TCE, MPMA, MPC e Famem assinam nota conjunta para regulamentar gastos com festas no Maranhão

O Tribunal de Contas do Estado do Maranhão, Ministério Público do Maranhão, Ministério Público de Contas e Federação dos Municípios do Estado do Maranhão assinaram, nesta segunda-feira (25), uma nota técnica conjunta que estabelece diretrizes para a realização de despesas públicas com festividades e eventos culturais em 2026, especialmente durante o período junino.
O documento foi firmado na sede do TCE MA e tem como objetivo orientar prefeitos e gestores municipais sobre a contratação de atrações e realização de festas sem comprometer serviços essenciais, como saúde, educação e assistência social.

A nota técnica não proíbe eventos culturais, mas cria parâmetros para garantir equilíbrio entre os investimentos em cultura e a responsabilidade fiscal dos municípios. Segundo os órgãos, a medida busca evitar gastos considerados excessivos em cidades que enfrentem problemas financeiros, atraso de salários ou precariedade nos serviços públicos.
Entre as regras estabelecidas, o documento sugere limites de gastos conforme o porte populacional dos municípios. Cidades com até 50 mil habitantes poderão contratar atrações de até R$ 250 mil. Municípios com até 80 mil habitantes terão teto sugerido de R$ 500 mil, enquanto cidades acima desse número poderão chegar a R$ 700 mil por contratação.

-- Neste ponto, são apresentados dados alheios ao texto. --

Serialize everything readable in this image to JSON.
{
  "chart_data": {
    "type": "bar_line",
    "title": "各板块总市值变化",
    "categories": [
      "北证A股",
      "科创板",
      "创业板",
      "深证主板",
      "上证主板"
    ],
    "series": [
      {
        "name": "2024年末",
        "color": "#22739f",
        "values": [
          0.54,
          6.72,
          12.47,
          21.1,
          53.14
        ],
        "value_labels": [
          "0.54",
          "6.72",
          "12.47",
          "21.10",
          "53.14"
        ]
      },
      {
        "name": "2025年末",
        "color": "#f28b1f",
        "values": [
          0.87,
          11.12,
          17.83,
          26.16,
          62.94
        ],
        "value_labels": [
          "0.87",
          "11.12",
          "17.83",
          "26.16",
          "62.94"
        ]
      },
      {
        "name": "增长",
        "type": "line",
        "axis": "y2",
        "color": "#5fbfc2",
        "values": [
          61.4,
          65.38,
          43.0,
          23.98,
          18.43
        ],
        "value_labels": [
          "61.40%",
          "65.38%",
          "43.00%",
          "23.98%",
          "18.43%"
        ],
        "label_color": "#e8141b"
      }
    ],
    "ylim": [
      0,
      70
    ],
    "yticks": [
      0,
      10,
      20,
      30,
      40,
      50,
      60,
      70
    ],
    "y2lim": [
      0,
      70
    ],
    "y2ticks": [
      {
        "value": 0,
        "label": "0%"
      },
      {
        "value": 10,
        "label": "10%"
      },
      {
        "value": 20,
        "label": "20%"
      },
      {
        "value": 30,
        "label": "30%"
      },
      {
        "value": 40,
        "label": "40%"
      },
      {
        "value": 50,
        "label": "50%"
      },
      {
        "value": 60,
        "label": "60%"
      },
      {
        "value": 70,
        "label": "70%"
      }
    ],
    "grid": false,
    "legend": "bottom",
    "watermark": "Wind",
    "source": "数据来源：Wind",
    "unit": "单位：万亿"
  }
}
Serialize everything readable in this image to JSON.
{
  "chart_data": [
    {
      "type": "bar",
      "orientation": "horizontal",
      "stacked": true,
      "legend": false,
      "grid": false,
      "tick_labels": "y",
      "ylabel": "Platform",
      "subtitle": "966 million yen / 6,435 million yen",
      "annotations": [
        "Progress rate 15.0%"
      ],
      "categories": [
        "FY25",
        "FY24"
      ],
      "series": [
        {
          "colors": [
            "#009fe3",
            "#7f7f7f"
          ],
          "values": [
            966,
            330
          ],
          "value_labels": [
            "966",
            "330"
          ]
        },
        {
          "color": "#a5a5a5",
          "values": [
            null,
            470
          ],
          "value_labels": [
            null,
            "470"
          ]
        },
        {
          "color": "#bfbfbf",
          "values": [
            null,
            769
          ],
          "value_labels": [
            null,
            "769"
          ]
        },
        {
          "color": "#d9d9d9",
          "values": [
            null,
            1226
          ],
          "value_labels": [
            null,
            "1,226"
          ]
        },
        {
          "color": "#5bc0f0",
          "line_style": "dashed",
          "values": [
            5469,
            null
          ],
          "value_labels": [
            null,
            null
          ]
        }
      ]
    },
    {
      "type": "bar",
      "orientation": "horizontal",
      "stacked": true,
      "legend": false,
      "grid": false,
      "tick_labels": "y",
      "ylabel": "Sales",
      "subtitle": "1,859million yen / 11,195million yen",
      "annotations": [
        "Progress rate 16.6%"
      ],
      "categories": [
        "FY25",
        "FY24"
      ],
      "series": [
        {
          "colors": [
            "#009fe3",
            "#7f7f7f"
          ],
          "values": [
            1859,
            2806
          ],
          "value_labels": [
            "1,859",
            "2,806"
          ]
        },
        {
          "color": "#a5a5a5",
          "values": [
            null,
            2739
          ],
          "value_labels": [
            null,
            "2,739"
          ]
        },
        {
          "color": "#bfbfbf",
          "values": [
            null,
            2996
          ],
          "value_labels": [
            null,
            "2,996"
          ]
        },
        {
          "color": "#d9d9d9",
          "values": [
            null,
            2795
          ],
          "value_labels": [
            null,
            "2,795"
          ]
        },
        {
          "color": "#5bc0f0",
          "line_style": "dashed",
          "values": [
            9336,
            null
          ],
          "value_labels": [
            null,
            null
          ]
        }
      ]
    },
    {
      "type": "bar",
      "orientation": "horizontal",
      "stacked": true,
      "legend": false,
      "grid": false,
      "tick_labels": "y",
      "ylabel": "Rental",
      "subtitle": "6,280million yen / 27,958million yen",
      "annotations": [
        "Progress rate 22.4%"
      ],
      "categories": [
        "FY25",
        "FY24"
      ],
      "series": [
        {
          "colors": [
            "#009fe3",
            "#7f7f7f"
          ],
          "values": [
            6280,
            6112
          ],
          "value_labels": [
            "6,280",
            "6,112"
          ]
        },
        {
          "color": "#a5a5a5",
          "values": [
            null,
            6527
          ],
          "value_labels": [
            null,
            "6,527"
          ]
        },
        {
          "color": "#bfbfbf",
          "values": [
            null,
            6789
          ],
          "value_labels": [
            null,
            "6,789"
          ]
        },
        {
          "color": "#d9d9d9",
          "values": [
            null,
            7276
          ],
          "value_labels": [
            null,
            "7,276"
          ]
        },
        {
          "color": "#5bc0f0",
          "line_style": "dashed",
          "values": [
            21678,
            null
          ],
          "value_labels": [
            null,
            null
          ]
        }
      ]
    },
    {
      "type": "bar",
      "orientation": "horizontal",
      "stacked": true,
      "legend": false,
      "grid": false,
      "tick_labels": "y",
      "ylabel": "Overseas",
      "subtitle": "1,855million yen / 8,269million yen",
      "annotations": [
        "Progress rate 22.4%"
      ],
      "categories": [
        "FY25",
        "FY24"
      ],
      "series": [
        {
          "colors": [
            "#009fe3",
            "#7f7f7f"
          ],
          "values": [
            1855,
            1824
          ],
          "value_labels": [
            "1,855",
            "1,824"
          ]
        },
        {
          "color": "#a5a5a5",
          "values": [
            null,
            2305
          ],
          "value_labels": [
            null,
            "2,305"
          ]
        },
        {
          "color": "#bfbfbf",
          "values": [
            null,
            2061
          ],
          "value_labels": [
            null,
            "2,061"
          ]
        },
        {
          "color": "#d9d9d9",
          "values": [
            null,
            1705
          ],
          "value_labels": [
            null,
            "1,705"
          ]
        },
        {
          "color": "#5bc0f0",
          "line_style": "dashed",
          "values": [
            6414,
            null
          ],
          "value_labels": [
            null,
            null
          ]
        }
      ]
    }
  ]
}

A nota também determina que recursos destinados à saúde, educação e assistência social não poderão ser usados para custear festividades. Além disso, as contratações deverão ser publicadas nos portais da transparência e no Portal Nacional de Contratações Públicas.

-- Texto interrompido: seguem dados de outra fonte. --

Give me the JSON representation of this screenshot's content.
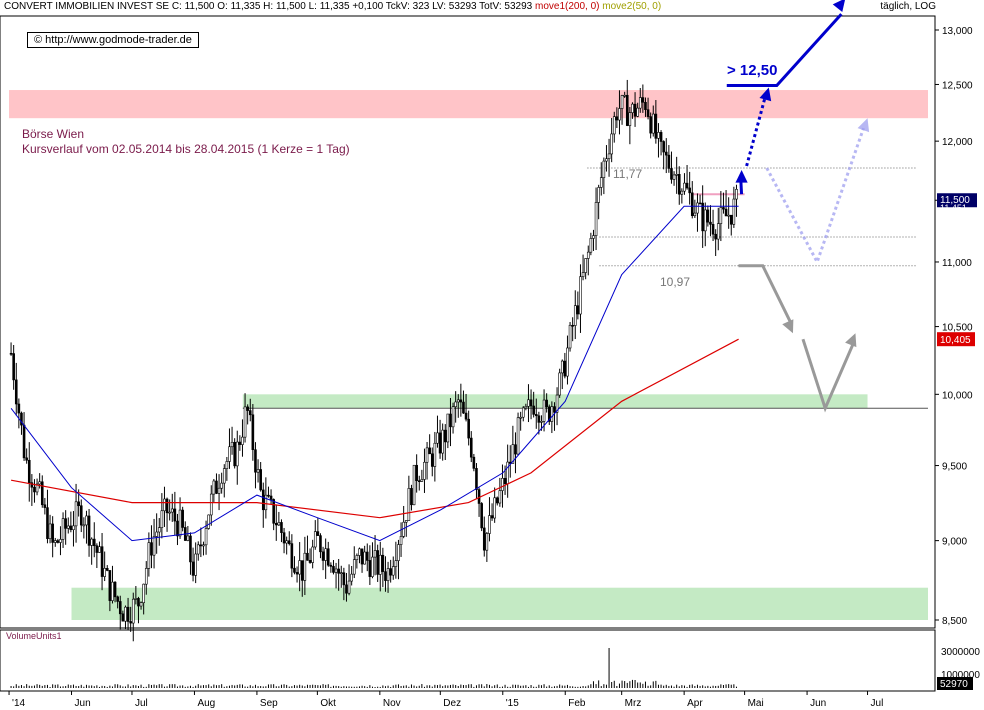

Os órgãos de controle alertaram ainda que poderão considerar irregulares despesas realizadas por municípios com salários atrasados, situação de calamidade pública, descumprimento de investimentos mínimos em saúde e educação ou falhas graves em serviços básicos, como fornecimento de medicamentos, merenda escolar e transporte público.
Em caso de descumprimento das regras, os gestores poderão sofrer fiscalização, aplicação de multas, abertura de tomada de contas especial e encaminhamento de denúncias aos órgãos competentes.